Gov. Terry McAuliffe issued an executive order last Friday mandating the Department of Human Resource Management remove all questions on regarding criminal history on state employment application forms.
Executive Order 41, which applies to all state agencies within the executive branch, is meant to secure the civil rights of people with criminal records by ensuring they have access to the same employment opportunities as citizens with no convictions. The order also pushes the background check to a later point in the hiring process, and requires candidates to sign over a release of their record before a check can be initiated.
According to a press release from the National Employment Law Project, Virginia is the 15th state to implement the policy known as “ban the box” — in reference to the check-box found on state employment applications that denotes conviction history.
McAuliffe framed the policy as a means of giving a second chance to convicted citizens in the hiring process that will have a positive effect on employment, and by extension, the economy.
“Expanding employment opportunities not only improves the Commonwealth’s fiscal health, but also enhances the quality of life for all of her citizens by providing improved access to better housing, education, and other societal benefits,” McAuliffe said in the order.
Secretary of the Commonwealth Levar Stoney, who has worked with localities and grassroots organizations on Virginia’s ban the box initiative, said the executive order aims to enhance rehabilitation processes.
“We are showing that you build the new [Virginia] economy with new values — like giving people second chances and opportunities,” Stoney said. “We want those folks to be contributing members of society, paying taxes and working harder, not back in the cycle of incarceration.”
Although it is not generally seen to be a partisan issue, “ban the box” passed in the Senate but faltered in the House where Republicans blocked the bill. This failed attempt to ban the box statewide through Virginia’s General Assembly prompted Stoney and McAuliffe to consider an executive order, effectively circumventing the legislative gridlock.

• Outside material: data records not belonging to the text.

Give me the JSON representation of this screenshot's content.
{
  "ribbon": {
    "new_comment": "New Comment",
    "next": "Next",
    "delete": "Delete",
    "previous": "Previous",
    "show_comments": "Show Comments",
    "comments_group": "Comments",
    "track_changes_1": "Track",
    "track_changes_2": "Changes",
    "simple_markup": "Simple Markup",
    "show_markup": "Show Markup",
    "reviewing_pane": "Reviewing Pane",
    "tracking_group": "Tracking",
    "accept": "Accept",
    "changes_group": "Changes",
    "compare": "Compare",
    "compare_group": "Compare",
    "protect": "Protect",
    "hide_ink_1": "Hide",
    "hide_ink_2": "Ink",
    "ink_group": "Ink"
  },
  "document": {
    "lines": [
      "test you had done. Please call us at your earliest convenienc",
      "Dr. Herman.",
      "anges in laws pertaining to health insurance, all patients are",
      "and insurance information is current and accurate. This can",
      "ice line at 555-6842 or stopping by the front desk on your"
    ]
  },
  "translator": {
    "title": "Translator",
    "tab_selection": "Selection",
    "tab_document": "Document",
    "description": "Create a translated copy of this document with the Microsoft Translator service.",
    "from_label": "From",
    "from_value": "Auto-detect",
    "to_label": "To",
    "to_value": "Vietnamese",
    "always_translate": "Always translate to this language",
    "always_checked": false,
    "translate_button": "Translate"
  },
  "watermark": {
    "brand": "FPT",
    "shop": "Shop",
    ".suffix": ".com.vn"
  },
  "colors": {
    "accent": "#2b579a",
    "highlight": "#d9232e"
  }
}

The next step for proponents of fair-chance employment policies is to convince the federal government and private employers to get on board.
On the federal level, the U.S. Equal Employment Opportunity Commission, as well as President Obama’s equal employment task force, have both endorsed fair-chance standards.
Virginia Organizing, a grassroots organization which works on eradicating racial discrimination in Virginia, has spearheaded the ban the box campaign in Virginia’s localities and worked closely with the Secretary of the Commonwealth to bring the initiative statewide. Chairperson Sandra A. Cook said the organization is lobbying local officials to press the matter in the private hiring practices as well.
“Virginia Organizing Chapters worked with city leaders in Charlottesville, Danville, Fredericksburg, Harrisonburg, Martinsville, Portsmouth, Virginia Beach and Norfolk to ban the box in those localities,” Cook said in an email. “Now, the mayor of Charlottesville has agreed to write letters to 100 local businesses asking them to ban the box on their applications.”
Stoney said some national corporations like Walmart and Target have already done away with conviction questions on their employment applications, and McAuliffe is encouraging private employers to ban the box.
“You will see the governor as being an advocate for those who deserve a fair chance,” Stoney said.